Answer: Whether your internship project is a success or a failure, you can be sure of one thing: it will clarify whether your organisation (or your part of it) is a “giving” or a “taking” one. This is because in almost all internship projects, there will be more “give” by the employer than “take”. And that is essentially because the company is able to give a lot more – it has all the experience and knowledge.
Conversely, the intern is not easily able to give because she does not have that experience and knowledge yet.
The concepts of giving and taking are essential in understanding an internship. Both the manager and the intern need to understand them, and keep conscious of them during the internship.
Of course the employer could just see the intern as cheap labour – putting him in front of a screen to do data capture every day, and not introducing him to anyone. When the intern leaves, neither the company nor the intern will have gained anything significant.

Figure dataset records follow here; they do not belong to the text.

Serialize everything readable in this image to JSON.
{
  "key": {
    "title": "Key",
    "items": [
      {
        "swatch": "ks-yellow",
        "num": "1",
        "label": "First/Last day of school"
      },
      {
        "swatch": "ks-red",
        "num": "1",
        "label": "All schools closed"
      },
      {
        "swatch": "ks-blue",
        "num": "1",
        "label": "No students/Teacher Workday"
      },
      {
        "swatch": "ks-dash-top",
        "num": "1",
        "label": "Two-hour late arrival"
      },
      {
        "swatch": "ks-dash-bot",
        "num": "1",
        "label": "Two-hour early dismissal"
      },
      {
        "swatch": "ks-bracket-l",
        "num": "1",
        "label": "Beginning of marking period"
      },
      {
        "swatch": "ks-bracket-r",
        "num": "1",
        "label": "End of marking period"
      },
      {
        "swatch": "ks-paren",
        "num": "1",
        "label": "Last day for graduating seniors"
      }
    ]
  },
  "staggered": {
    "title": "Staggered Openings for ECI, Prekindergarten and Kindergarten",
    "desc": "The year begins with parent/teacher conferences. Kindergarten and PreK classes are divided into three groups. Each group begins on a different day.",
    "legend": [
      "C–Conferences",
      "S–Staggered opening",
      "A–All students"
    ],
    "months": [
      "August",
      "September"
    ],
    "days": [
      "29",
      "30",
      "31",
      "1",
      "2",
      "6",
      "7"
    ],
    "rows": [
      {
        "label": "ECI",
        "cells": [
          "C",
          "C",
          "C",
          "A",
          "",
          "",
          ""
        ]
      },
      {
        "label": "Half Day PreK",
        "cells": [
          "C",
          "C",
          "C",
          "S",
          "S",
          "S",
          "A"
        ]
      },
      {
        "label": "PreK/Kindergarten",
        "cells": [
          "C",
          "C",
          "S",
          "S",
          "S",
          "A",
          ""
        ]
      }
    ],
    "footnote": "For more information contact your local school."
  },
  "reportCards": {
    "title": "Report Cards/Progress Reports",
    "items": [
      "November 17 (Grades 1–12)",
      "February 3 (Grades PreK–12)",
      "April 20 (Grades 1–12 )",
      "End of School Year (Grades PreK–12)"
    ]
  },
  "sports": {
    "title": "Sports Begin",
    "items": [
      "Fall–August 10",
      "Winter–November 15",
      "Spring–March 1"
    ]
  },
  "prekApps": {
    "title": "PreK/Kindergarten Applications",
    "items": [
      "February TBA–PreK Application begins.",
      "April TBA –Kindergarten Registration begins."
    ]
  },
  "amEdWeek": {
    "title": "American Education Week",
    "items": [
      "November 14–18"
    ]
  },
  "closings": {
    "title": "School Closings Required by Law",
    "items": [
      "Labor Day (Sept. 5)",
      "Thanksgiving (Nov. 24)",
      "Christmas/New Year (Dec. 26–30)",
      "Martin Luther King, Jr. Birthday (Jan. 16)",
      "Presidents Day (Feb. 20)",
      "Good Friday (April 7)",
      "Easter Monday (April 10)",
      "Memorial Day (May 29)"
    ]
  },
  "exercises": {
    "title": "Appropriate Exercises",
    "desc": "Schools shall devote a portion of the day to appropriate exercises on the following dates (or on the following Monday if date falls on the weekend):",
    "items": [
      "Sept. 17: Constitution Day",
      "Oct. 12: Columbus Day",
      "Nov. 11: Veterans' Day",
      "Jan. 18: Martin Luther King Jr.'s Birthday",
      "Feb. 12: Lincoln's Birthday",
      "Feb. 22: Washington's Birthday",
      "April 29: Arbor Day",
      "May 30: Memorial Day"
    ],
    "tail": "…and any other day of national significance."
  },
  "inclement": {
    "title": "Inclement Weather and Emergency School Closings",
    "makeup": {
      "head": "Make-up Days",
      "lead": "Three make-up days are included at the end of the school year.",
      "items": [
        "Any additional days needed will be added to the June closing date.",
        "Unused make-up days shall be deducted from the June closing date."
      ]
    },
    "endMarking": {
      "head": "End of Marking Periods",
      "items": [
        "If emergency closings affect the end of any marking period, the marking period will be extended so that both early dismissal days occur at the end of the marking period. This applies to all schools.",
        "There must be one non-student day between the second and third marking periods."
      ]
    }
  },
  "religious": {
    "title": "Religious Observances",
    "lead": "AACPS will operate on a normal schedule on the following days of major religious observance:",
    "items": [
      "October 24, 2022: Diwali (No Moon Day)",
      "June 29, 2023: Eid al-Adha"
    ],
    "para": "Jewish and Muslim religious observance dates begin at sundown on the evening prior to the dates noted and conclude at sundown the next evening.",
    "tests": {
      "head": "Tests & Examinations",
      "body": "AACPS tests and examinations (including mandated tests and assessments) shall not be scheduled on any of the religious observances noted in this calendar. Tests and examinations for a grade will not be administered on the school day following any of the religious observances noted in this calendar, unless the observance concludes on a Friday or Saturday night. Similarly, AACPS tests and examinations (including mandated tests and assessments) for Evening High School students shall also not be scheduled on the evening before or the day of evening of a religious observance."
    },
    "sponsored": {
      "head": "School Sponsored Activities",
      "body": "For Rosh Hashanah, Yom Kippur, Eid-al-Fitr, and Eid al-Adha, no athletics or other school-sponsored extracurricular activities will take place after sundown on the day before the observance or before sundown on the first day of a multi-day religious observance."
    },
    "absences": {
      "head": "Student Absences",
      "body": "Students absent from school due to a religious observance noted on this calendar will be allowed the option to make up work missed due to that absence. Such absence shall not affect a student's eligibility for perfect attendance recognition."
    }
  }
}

Giving to interns may not initially be easy. Some interns arrive with a good attitude to work. But in my experience, graduate interns particularly often have an expectation that the world is there to give them something – that they are entitled to this work and to a job. It apparently does not cross their mind that they might need to make a contribution.
If the intern reacts in this kind of taking way, his manager’s job is to not respond in kind but rather to give appropriately in response. That appropriate response is likely to include a reprimand, setting a standard, and performance-managing the intern.
When a manager reacts to a taking intern by taking (by, for instance, telling the intern to “just get on with it – I’m not going to take time to explain to you why this works this way” or by giving the intern a menial job because she can’t be bothered to adhere to the planned internship), then the internships will fail.
Not everyone responds to giving by giving. But invariably people (including interns) respond to taking by taking.
A company may have one or a combination of motives for investing in an internship programme: it may see it as a way of recruiting good, young people (that is, particularly people who give more than they take) using (perhaps) a government-subsidised trial period; or it may want to represent its business in a marketing way; or it may see this as a give-back to society by preparing the intern for the world of work. All of these are valid reasons for participating in an internship programme.